La fascia di età più colpita è quella dai 30 ai 50 anni. Spesso, inoltre, non viene identificata un’attività “scatenante” precisa: il dolore viene inizialmente trascurato e successivamente trattato in modo inefficace, con diverse terapie, ma senza mantenere l’arto interessato a riposo, che rappresenta la prima arma terapeutica. La permanenza delle sollecitazioni sul tendine rende, infatti, vano qualunque programma terapeutico. Nella maggioranza dei casi, per la formulazione della diagnosi è sufficiente il solo esame obiettivo (cioè la visita). Dopo la valutazione anamnestica, lo specialista procede con la pressione e palpazione della parte interessata per accertarsi della provenienza del dolore; in qualche raro caso si riscontra una modesta tumefazione a livello locale. A confermare il sospetto diagnostico vengono effettuati alcune specifiche manovre come ad esempio:

  • il test di Cozen: a gomito flesso l’estensione contro resistenza di polso e dita provoca dolore
  • il test di Maudsley: si avverte dolore all’estensione contro resistenza del dito medio

Sebbene l’esame obiettivo sia, come detto, sufficiente nel porre la diagnosi di epicondilite, generalmente il medico richiede una radiografia allo scopo di evidenziare l’eventuale presenza di calcificazioni a livello dell’epicondilo e per escludere alterazioni di tipo scheletrico a carico della testa del radio (osso dell’avambraccio). Talvolta gli esami strumentali ( TAC e risonanza magnetica) vengono richiesti per escludere patologie che possono scatenare una sintomatologia simile a quella dell’epicondilite (sofferenza cervicale, patologie articolari, sindrome del tunnel carpale, tendinite della cuffia dei rotatori ecc.).

Trattamento

Innanzitutto è essenziale che qualunque trattamento conservativo sia associato a riposo assoluto del muscolo interessato (estensore radiale breve del polso) e questo significa, per l’epicondilite, evitare il movimento attivo del polso (sospendendo le attività sportive e lavorative “incriminate”) fino alla risoluzione del disturbo.

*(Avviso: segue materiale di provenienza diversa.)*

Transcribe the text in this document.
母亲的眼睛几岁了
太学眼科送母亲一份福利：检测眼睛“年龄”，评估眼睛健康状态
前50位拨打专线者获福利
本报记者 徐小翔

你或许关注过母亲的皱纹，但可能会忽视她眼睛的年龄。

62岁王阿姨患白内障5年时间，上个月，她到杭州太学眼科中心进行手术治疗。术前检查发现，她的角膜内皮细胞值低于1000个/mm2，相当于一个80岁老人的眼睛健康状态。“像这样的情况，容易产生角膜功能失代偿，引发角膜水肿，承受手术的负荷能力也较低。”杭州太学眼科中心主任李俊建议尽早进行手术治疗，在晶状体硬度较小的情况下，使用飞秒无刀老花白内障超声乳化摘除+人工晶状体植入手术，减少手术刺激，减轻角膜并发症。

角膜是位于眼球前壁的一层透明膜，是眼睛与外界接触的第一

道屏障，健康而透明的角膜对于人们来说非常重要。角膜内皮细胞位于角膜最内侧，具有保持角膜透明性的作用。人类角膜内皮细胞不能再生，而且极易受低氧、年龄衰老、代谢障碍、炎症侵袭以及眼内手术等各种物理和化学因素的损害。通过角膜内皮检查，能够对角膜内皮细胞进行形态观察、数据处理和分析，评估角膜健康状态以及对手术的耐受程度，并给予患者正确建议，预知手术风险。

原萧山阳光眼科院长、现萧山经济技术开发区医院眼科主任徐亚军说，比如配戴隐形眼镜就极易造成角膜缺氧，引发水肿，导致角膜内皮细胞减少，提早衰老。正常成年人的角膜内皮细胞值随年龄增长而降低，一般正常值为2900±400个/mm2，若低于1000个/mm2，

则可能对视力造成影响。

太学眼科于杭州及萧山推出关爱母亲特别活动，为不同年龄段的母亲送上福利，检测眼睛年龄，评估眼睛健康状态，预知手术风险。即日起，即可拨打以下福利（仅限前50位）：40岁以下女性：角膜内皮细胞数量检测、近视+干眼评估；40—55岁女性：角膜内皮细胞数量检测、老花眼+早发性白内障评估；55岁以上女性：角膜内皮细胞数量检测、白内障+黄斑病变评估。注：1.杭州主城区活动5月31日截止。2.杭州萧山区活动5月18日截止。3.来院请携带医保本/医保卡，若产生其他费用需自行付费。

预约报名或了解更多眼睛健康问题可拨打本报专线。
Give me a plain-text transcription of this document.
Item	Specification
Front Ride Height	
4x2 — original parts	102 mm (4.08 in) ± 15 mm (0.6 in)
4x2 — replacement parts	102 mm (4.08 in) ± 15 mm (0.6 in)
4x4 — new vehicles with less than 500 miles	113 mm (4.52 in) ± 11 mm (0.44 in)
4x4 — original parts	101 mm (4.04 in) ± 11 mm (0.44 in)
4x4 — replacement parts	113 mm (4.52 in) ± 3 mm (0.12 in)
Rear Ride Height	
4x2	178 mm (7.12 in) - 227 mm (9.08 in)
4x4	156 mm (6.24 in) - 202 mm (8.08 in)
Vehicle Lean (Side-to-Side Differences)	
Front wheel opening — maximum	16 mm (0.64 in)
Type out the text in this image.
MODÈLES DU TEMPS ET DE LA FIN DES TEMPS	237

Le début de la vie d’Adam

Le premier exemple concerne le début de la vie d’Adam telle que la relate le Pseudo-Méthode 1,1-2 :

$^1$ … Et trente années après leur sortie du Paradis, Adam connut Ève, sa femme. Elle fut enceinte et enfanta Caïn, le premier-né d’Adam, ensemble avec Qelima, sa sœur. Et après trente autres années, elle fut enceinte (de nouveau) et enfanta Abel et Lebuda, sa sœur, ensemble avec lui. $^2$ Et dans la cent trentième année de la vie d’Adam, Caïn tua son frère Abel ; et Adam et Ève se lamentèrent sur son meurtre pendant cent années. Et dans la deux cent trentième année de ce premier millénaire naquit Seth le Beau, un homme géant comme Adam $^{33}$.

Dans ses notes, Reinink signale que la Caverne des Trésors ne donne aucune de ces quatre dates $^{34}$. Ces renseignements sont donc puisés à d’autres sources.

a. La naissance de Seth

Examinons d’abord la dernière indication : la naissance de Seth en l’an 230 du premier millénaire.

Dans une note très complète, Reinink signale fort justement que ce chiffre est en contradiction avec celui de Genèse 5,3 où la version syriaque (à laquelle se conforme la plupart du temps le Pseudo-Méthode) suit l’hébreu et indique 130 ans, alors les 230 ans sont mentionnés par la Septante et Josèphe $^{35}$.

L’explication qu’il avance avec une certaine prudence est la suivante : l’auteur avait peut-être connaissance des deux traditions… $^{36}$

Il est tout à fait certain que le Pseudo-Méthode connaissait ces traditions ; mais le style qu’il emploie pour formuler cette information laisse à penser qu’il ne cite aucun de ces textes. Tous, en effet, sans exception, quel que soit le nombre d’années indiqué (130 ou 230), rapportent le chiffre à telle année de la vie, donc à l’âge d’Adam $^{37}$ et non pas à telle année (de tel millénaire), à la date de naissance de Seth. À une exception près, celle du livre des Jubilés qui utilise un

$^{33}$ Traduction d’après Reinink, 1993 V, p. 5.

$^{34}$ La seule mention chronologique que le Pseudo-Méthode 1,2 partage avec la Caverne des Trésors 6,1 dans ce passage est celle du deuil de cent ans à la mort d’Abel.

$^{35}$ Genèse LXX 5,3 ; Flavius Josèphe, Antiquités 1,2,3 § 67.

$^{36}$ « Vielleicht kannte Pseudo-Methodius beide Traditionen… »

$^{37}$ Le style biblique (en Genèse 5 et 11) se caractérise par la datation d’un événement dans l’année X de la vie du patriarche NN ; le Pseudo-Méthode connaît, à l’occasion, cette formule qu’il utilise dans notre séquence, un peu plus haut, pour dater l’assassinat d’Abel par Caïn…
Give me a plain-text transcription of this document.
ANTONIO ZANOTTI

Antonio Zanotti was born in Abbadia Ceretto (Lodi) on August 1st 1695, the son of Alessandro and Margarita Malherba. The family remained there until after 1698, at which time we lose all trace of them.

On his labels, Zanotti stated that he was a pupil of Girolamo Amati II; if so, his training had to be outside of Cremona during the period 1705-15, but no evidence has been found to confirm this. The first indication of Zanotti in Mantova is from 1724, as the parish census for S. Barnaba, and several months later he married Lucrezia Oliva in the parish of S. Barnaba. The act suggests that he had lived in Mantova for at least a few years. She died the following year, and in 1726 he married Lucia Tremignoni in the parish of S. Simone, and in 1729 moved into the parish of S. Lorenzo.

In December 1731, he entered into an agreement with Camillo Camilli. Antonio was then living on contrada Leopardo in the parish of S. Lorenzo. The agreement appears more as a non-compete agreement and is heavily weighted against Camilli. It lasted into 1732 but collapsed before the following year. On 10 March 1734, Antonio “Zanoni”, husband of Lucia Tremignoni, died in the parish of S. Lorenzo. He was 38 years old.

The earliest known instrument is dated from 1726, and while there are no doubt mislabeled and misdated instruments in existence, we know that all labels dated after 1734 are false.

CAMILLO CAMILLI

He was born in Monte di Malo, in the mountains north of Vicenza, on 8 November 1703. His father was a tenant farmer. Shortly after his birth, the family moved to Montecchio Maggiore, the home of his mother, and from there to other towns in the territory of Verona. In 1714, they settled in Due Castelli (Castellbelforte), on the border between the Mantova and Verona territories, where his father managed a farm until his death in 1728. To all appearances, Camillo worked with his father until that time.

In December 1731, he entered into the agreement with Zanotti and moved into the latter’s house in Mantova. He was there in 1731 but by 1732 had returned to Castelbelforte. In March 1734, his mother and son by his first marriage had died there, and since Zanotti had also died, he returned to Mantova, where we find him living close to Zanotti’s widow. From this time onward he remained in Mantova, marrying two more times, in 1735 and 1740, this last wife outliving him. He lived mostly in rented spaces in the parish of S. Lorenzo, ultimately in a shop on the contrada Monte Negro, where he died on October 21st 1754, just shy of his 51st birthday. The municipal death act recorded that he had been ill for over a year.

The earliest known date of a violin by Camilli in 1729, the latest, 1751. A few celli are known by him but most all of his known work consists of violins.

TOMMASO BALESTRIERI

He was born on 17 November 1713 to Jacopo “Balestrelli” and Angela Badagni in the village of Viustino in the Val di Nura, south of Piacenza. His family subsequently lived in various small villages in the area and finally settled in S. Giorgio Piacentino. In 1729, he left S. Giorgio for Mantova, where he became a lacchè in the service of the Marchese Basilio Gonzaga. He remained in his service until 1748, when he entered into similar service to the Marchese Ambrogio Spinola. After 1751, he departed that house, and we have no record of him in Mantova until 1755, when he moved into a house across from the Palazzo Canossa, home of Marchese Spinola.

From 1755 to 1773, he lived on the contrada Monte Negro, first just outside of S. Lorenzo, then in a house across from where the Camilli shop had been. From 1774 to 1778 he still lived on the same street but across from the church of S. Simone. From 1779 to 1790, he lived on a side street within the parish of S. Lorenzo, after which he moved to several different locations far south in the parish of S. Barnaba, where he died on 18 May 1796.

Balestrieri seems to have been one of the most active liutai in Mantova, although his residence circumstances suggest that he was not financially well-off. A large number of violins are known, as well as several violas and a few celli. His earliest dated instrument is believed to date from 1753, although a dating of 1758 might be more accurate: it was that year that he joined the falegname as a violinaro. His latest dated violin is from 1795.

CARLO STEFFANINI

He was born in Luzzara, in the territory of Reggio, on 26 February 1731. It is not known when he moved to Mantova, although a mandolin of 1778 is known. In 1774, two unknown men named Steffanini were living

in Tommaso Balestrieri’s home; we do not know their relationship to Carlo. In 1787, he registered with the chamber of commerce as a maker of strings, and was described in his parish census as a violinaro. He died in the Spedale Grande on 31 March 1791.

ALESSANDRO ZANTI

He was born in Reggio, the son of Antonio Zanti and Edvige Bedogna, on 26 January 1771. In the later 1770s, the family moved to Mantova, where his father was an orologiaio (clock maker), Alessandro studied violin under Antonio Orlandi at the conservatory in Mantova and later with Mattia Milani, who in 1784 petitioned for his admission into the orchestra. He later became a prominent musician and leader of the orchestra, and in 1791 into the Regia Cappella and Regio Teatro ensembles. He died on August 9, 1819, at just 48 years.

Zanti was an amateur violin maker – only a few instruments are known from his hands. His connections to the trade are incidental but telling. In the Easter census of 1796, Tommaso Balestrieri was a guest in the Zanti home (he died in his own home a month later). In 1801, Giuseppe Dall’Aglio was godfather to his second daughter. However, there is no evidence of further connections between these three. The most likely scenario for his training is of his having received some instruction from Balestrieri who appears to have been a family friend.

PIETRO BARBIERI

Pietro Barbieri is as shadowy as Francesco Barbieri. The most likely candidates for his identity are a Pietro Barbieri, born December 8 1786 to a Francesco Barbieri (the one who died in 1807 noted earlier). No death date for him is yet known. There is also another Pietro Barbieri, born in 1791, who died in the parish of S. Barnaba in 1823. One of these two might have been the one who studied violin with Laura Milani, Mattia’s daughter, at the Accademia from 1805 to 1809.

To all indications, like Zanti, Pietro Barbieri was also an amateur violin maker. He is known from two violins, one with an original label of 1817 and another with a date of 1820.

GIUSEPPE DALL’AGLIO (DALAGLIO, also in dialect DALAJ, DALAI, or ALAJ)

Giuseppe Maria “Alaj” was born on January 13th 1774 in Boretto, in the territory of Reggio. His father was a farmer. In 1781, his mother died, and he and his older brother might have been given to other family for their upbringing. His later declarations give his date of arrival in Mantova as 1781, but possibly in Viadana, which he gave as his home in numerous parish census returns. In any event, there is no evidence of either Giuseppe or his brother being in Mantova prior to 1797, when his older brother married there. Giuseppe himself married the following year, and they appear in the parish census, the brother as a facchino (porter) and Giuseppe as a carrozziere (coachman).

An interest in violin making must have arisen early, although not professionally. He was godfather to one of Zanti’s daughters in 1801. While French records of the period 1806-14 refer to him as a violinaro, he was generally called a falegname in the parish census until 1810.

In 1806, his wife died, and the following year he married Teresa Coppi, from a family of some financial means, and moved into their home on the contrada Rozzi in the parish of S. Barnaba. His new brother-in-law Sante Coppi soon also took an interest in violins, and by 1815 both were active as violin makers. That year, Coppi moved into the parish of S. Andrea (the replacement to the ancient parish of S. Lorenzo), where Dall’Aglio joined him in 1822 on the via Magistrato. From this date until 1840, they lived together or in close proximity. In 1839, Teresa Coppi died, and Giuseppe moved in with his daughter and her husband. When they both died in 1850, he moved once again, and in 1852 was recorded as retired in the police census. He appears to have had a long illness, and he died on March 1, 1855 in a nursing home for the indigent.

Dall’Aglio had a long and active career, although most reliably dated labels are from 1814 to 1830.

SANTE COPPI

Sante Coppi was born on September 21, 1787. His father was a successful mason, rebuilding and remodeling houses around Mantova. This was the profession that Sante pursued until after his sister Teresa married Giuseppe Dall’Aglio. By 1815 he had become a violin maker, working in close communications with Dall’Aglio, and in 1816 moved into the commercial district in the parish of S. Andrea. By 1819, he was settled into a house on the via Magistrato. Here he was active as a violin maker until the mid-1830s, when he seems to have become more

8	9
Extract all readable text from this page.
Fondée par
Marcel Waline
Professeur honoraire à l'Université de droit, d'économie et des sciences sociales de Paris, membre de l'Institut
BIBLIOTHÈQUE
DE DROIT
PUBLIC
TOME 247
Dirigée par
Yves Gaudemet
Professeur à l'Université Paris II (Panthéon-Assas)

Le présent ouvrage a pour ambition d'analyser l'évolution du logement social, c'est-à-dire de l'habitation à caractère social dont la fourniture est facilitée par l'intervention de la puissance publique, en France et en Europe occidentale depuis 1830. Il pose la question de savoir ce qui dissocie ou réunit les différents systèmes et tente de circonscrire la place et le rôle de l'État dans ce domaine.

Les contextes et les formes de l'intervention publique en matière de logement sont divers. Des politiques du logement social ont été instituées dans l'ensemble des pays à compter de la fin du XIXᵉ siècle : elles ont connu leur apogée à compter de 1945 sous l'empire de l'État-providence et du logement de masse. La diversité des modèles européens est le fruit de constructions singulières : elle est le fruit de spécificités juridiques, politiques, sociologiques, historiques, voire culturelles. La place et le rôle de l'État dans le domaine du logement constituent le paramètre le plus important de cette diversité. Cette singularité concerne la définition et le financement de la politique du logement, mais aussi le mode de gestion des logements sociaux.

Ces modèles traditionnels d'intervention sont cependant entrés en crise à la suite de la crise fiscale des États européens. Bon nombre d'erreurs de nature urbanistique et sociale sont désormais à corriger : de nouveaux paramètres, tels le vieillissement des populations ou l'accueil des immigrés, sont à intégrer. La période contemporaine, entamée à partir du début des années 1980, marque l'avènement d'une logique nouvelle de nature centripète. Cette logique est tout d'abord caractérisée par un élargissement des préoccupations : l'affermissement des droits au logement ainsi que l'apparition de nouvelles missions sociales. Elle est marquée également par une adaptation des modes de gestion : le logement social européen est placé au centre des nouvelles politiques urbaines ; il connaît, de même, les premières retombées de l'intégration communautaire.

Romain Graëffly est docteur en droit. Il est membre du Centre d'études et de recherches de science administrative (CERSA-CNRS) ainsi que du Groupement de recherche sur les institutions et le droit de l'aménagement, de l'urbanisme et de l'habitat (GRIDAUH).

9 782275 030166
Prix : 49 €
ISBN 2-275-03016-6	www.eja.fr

Nella fase acuta si ricorre generalmente ai FANS (antinfiammatori) sia per via generale che locale (sotto forma di cerotti transdermici, crema, gel o schiuma). Si associa utilmente la crioterapia (borsa di ghiaccio + acqua da applicare 2 – 3 volte al dì per 20 minuti). A mio avviso è da evitare di ricorrere alle infiltrazioni locali di corticosteroidi (i quali possono portare alla degenerazione del tendine o a discromie cutanee nella zona di accesso). Utile, invece, la mesoterapia associando FANS, farmaci miorilassanti ed anestetici come la lidocaina. Ovviamente, come detto prima, in questa fase il riposo funzionale è d’obbligo e per rendere possibile ciò, in qualche caso, allo scopo di alleviare la sintomatologia dolorosa, vengono prescritti speciali tutori. Nella fase subacuta si ricorre a un approccio di tipo fisioterapico utilizzando terapie di tipo fisico quali laserterapia, ionoforesi, ultrasuoni, tecarterapia e, nei casi in cui sono presenti calcificazioni (stadio IV), si potranno utilizzare con successo le onde d’urto. A tali mezzi fisici andranno associate tecniche di massoterapia e chinesiterapiche che conducendo ad rilassamento muscolare comportano una riduzione di tensione sul tendine infiammato. Un corretto approccio con i mezzi suddetti porta spesso a notevoli benefici e solo in rari casi è necessario ricorrere alla chirurgia. La tecnica chirurgica prevede un distacco dell’inserzione tendinea (intervento di Hohmann) o l’asportazione del tessuto tendineo degenerato (intervento di Nirschl). Prima di ricorrere all’operazione però bisogna provare l’approccio conservativo! Il tutore deve essere indossato a tempo pieno per tre mesi. Le terapie antinfiammatorie topiche locali possono essere associate all’uso del tutore allo scopo di accelerare la guarigione.